She slipped a raspberry to Kassandra, and Kassandra quickly snatched it and stuffed it in her mouth. The monkeys came from different populations from all over Southern and Eastern Africa, and yet they all understood the same three screams. Even when the baby monkeys were raised by mute parents, the baby monkeys understood the same three screams. One scream was to warn them from leopards, one scream was to warn them from snakes, and the third scream was to warn them from eagles. The screams were universally understood by everyone across the globe - by every vervet monkey, that is. A language encoded in the DNA of the species.
She called up the aggregated areas from the scream from her last few experiments. In the last five years, she was able to trace back the proteins that were responsible for the growth of these four areas, and thus the DNA encoding these calls. She could prove that these three different screams, the three different words of Vervetian, were all encoded in DNA. That was very different from human language, where every word is learned, arbitrary, and none of the words were encoded in our DNA. Some researchers believed that other parts of our language were encoded in our DNA: deep grammatical patterns, the ability to merge chunks into hierarchies of meaning when parsing sentences, or the categorical difference between hearing the syllable ba and the syllable ga. But she was the first one to provably connect three different concrete genes with three different words that an animal produces and understands.
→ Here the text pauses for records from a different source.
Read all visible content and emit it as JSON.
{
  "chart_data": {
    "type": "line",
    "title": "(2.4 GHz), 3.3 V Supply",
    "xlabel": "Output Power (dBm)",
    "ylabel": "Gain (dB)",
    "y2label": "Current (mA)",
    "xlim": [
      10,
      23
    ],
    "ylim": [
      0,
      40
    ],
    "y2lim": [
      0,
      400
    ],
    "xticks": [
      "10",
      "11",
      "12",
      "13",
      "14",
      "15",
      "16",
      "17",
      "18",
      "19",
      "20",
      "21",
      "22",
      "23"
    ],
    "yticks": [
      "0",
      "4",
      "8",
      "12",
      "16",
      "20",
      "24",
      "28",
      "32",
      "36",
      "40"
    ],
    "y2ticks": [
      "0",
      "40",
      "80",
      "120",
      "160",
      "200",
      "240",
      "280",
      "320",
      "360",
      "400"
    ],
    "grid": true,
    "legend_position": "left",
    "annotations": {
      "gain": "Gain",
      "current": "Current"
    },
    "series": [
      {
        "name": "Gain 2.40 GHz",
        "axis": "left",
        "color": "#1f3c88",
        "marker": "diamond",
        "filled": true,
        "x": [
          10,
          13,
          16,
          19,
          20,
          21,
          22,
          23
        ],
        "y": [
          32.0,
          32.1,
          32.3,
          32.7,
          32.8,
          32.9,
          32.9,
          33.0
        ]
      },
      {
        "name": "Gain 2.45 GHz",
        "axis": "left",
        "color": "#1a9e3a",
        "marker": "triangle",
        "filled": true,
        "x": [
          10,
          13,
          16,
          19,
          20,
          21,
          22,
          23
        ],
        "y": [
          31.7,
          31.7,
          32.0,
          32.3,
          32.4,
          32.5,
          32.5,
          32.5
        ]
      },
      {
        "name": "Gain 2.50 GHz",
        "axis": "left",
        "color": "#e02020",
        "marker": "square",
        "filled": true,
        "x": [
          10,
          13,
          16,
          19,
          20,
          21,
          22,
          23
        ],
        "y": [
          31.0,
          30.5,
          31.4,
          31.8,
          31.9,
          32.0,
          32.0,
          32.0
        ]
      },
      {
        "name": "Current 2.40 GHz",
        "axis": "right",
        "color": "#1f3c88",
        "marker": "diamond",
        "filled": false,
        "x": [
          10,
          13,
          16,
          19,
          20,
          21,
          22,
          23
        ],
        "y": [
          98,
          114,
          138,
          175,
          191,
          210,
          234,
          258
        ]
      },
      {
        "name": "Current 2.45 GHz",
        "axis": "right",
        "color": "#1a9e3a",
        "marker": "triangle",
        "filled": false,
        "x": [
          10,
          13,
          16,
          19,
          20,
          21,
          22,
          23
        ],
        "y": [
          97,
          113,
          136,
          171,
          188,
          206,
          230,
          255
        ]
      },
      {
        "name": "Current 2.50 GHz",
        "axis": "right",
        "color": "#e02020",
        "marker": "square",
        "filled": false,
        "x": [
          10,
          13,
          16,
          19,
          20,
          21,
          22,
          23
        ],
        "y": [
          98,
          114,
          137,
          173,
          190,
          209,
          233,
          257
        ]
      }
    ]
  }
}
She told the software to create an overlapping picture of the three different brain areas activated by the three screams. It was a three dimensional picture that she could turn, zoom, and slice freely, in real time. The strands of DNA were highlighted at the bottom of the screen, in the same colors as the three different areas in the brain. One gene, then a break, then the other two genes she had identified. Leopard, snake, eagle.
She started to turn the visualization of the brain areas, as Kassandra started squealing in pain. Her hand was stuck between the cage bars and the plate with raspberries. The little thief was trying to sneak out a raspberry or two! Janie laughed, and helped the monkey get the hand unstuck. Kassandra yanked it back into the cage, looked at Janie accusingly, knowing that the pain was Janie’s fault for not giving her enough raspberries. Janie snickered, took out another raspberry and gave it to the monkey. She snatched it out of Janie’s hand, without stopping the accusing stare, and Janie then put the plate to the other side of the table, in safe distance and out of sight of Kassandra.
She looked back at the screen. When Kassandra cried out, her hand had twitched, and turned the visualization to a weird angle. She just wanted to turn it back to a more common view, when she suddenly stopped.
From this angle, she could see the three different areas, connecting together with the audiovisual cortex at a common point, like the leaves of a clover. But that was just it. It really looked like three leaves of a four-leaf clover. The area where the fourth leaf would be - it looked a lot like the areas where the other three leaves were.
She zoomed into the audiovisual cortex. She marked the neurons that triggered each of the three leaves. And then she looked at the fourth leaf. The connection to the cortex was similar. A bit different, but similar enough. She was able to identify what probably are the trigger-neurons, just like she was able to find them for the other three areas.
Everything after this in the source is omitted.